Hi everyone,
a couple of friends and I have a Jellyfin server running which is exposed to the internet via a reverse-proxy and https by using a free dynDNS provider.
The setup is working fine besides the dynDNS provider. We constantly face connection issues, making the dynamic DNS functionality very unreliable.
So I started looking into possible solutions and one particular would be to buy an own domain which would only cost a few bucks each month. With this I could keep the current setup and would just need to change the domain (and possibly the SSL certificate). I found a provider over which I could buy (rent?) a domain and which also provides dynDNS functionality. But I am not too sure if I understood this correctly:
- if I have an own domain, why would I need the additional dynDNS functionality? I would guess that I would just continue updating your server’s IP address to the domain name like we are doing now
- can the provider over which I rent the domain with servers in my country actually see what our traffic is? Especially since we are streaming our movies etc.
- is there a better way of obtaining and setting up your own domain also in terms of privacy and reliability than with a bigger company offering such services?
Thanks a lot for your feedback!
Edit: An important fact I forgot to add in my main post is that during these issues, the general server connection should be fine since it is located at a friends house and his internet connection is unaffected (e.g. we could still talk in Discord normally and he had no internet issues whatsoever)
You must log in or register to comment.
Dyndns really shouldn’t affect your connection, as long as you have a local client that updates your record automatically.
I use jellyfin together with caddy and it was pretty seamless to setup.

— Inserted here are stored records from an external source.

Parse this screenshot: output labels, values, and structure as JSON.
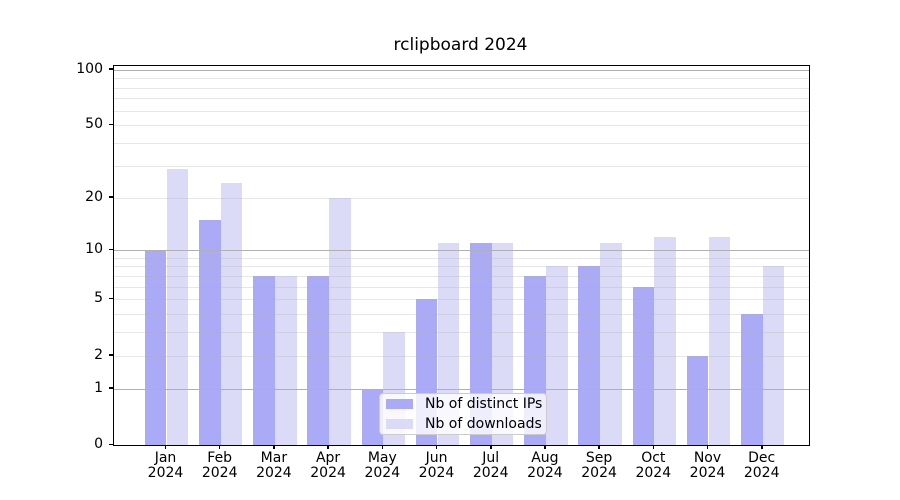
{
  "chart_data": {
    "type": "bar",
    "title": "rclipboard 2024",
    "categories": [
      "Jan",
      "Feb",
      "Mar",
      "Apr",
      "May",
      "Jun",
      "Jul",
      "Aug",
      "Sep",
      "Oct",
      "Nov",
      "Dec"
    ],
    "x_second_line": "2024",
    "series": [
      {
        "key": "ips",
        "name": "Nb of distinct IPs",
        "color": "#aaaaf6",
        "values": [
          10,
          15,
          7,
          7,
          1,
          5,
          11,
          7,
          8,
          6,
          2,
          4
        ]
      },
      {
        "key": "downloads",
        "name": "Nb of downloads",
        "color": "#dbdbf8",
        "values": [
          29,
          24,
          7,
          20,
          3,
          11,
          11,
          8,
          11,
          12,
          12,
          8
        ]
      }
    ],
    "yscale": "log1p",
    "ylim": [
      0,
      102
    ],
    "yticks": [
      0,
      1,
      2,
      5,
      10,
      20,
      50,
      100
    ],
    "major_gridlines": [
      1,
      10,
      100
    ],
    "minor_gridlines": [
      2,
      3,
      4,
      5,
      6,
      7,
      8,
      9,
      20,
      30,
      40,
      50,
      60,
      70,
      80,
      90
    ],
    "grid": true,
    "legend_position": "lower center",
    "colors": {
      "major_grid": "#b0b0b0",
      "minor_grid_rgba": "rgba(176,176,176,0.30)",
      "axis": "#000000",
      "text": "#000000",
      "background": "#ffffff"
    }
  }
}
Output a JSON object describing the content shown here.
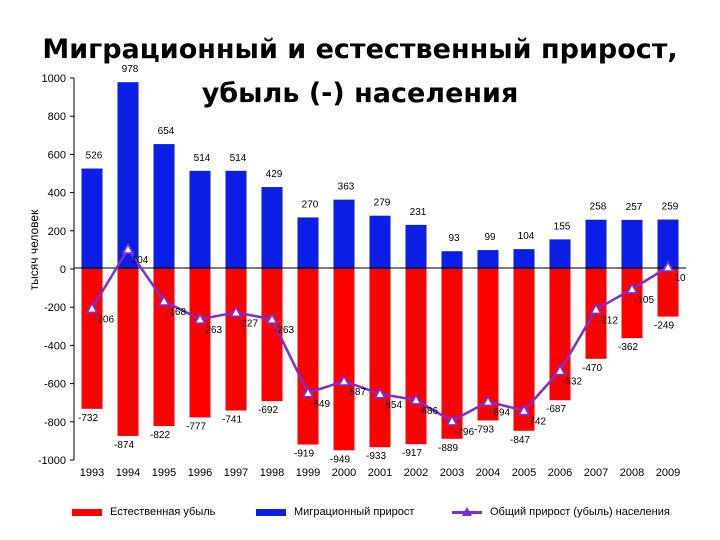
{
  "chart_data": {
    "type": "bar",
    "title_line1": "Миграционный и естественный прирост,",
    "title_line2": "убыль (-) населения",
    "ylabel": "тысяч человек",
    "ylim": [
      -1000,
      1000
    ],
    "ytick_values": [
      1000,
      800,
      600,
      400,
      200,
      0,
      -200,
      -400,
      -600,
      -800,
      -1000
    ],
    "ytick_labels": [
      "1000",
      "800",
      "600",
      "400",
      "200",
      "0",
      "-200",
      "-400",
      "-600",
      "-800",
      "-1000"
    ],
    "categories": [
      "1993",
      "1994",
      "1995",
      "1996",
      "1997",
      "1998",
      "1999",
      "2000",
      "2001",
      "2002",
      "2003",
      "2004",
      "2005",
      "2006",
      "2007",
      "2008",
      "2009"
    ],
    "series": [
      {
        "name": "Естественная убыль",
        "kind": "bar",
        "color": "#ff0000",
        "values": [
          -732,
          -874,
          -822,
          -777,
          -741,
          -692,
          -919,
          -949,
          -933,
          -917,
          -889,
          -793,
          -847,
          -687,
          -470,
          -362,
          -249
        ]
      },
      {
        "name": "Миграционный прирост",
        "kind": "bar",
        "color": "#0a1ee6",
        "values": [
          526,
          978,
          654,
          514,
          514,
          429,
          270,
          363,
          279,
          231,
          93,
          99,
          104,
          155,
          258,
          257,
          259
        ]
      },
      {
        "name": "Общий прирост (убыль) населения",
        "kind": "line",
        "color": "#7b2fd0",
        "values": [
          -206,
          104,
          -168,
          -263,
          -227,
          -263,
          -649,
          -587,
          -654,
          -686,
          -796,
          -694,
          -742,
          -532,
          -212,
          -105,
          10
        ]
      }
    ],
    "legend_position": "bottom"
  }
}
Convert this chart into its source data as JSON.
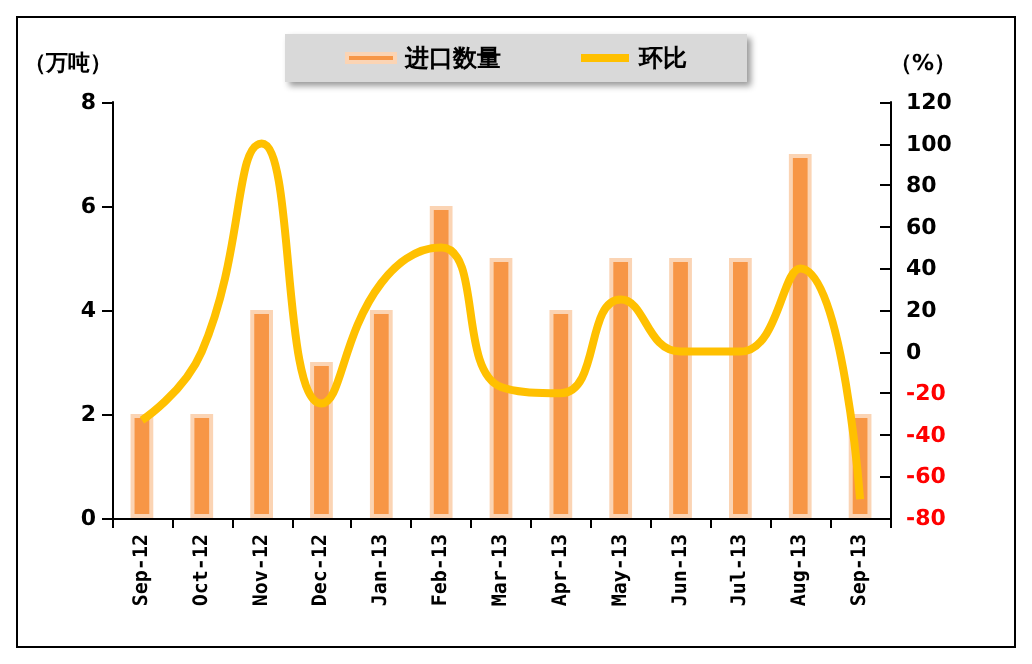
{
  "chart_data": {
    "type": "bar",
    "ylabel": "（万吨）",
    "y2label": "（%）",
    "categories": [
      "Sep-12",
      "Oct-12",
      "Nov-12",
      "Dec-12",
      "Jan-13",
      "Feb-13",
      "Mar-13",
      "Apr-13",
      "May-13",
      "Jun-13",
      "Jul-13",
      "Aug-13",
      "Sep-13"
    ],
    "series": [
      {
        "name": "进口数量",
        "color": "#f79646",
        "values": [
          2,
          2,
          4,
          3,
          4,
          6,
          5,
          4,
          5,
          5,
          5,
          7,
          2
        ]
      },
      {
        "name": "环比",
        "type": "line",
        "axis": "y2",
        "color": "#ffc000",
        "values": [
          -33,
          0,
          100,
          -25,
          33,
          50,
          -17,
          -20,
          25,
          0,
          0,
          40,
          -71
        ]
      }
    ],
    "ylim": [
      0,
      8
    ],
    "yticks": [
      0,
      2,
      4,
      6,
      8
    ],
    "y2lim": [
      -80,
      120
    ],
    "y2ticks": [
      -80,
      -60,
      -40,
      -20,
      0,
      20,
      40,
      60,
      80,
      100,
      120
    ],
    "grid": false,
    "legend": "top",
    "marker": "none",
    "line_style": "solid"
  }
}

I configured the caddyfile to redirect my incoming domain to my local ip and the rest worked automatically. It sets up a legitimate certificate for the domain using lets encrypt and automatically renews it.
When you have an encrypted connection, the isp can’t see what is being sent between you and the webserver. They can however see your dns-requests unless you have dns over encryption enabled.
The only security measure beyond keeping things up to date that i would recommend is to have a geo-blocker enabled for incoming traffic to your network.
Thanks, yes I also use a script that constantly sends the current IP address to the dynDNS provider. I could be completely wrong, but the internet connection of my friends house where the server stands is fine even during these connection issues. So I would blame the DNS resolution, but it is also my first time running a server.
If you have a static IP where you host your jellyfin service you shouldn’t need your dydns anymore.
a domain provider doesn’t know what you are doing. It knows you want to access jellyfin.your.domain but has no clue what you are watching or the specific URLs you are going to.
Think of it like a library reference card, the library knows you want Encyclopaedia Britannica volume 12, but they don’t know what you are actually looking up.I have a domain with porkbun and dont have issues. When my reverse proxy needs a new certificate I do nothing because Traefik uses the porkbun API to do the Let’s Encrypt DNS validation.
Even if you have a dynamic IP it’s trivial to set up automatic DNS updates with a good provider that has an API to do it.
Can you explain the connection issues? Dynamic dns services aren’t much different than a normal domain name.
If the problem is with your ip address changing then you need to get a more permanent ip.
In fact you can usually get a domain name from the dynamic dns provider and they can update it.
A way around this is to use a service like Tailscale. Their ip address for your host won’t change. The downside is you need to be on von to access it. There might be other options.
The server is running at my friends house who has a fiber connection. When we face these connection issues, it does not necessarily mean that all of us cannot access Jellyfin but often times only a couple of us cannot access (same error as if you mistype a web-address, so it cannot resolve the domain name). During these periods of connection issues, the internet connection of my friend is working completely fine. I have a script running that constantly sends the current IP address to the dynDNS provider. I also looked into how often our ISP changes the IP address and it is not very often and not during these issues.
A different domain name won’t fix the issue you’re describing.
You are probably better off using something like Tailscale. You don’t need to expose your system with a reverse proxy then.
It’s possible that, when the ISP revokes the public address and assigns a new one, the DNS record isn’t updated immediately and still points to the old address. Then every new request would be sent to the old, invalid address.
And this is where I start shilling for Tailscale. It’s a Wireguard-based mesh VPN that is designed to work from behind firewalls, NAT, and CGNAT. It has its own internal split DNS provider, and probably some mechanism to handle public address changes that is transparent to the tunnelled traffic. You can use it to share the server with only the devices that have the client installed, or expose the server to the internet.
I’ve got it set up on my OPNSense firewall as a subnet router that advertises the subnet where my servers are, and often stream from Jellyfin over it. There’s some overhead, but it’s never been disruptive.
It’s possible that, when the ISP revokes the public address and assigns a new one, the DNS record isn’t updated immediately and still points to the old address. Then every new request would be sent to the old, invalid address.
I’ve got it set up on my OPNSense firewall
OPNsense has ddclient built in which solves this problem as well.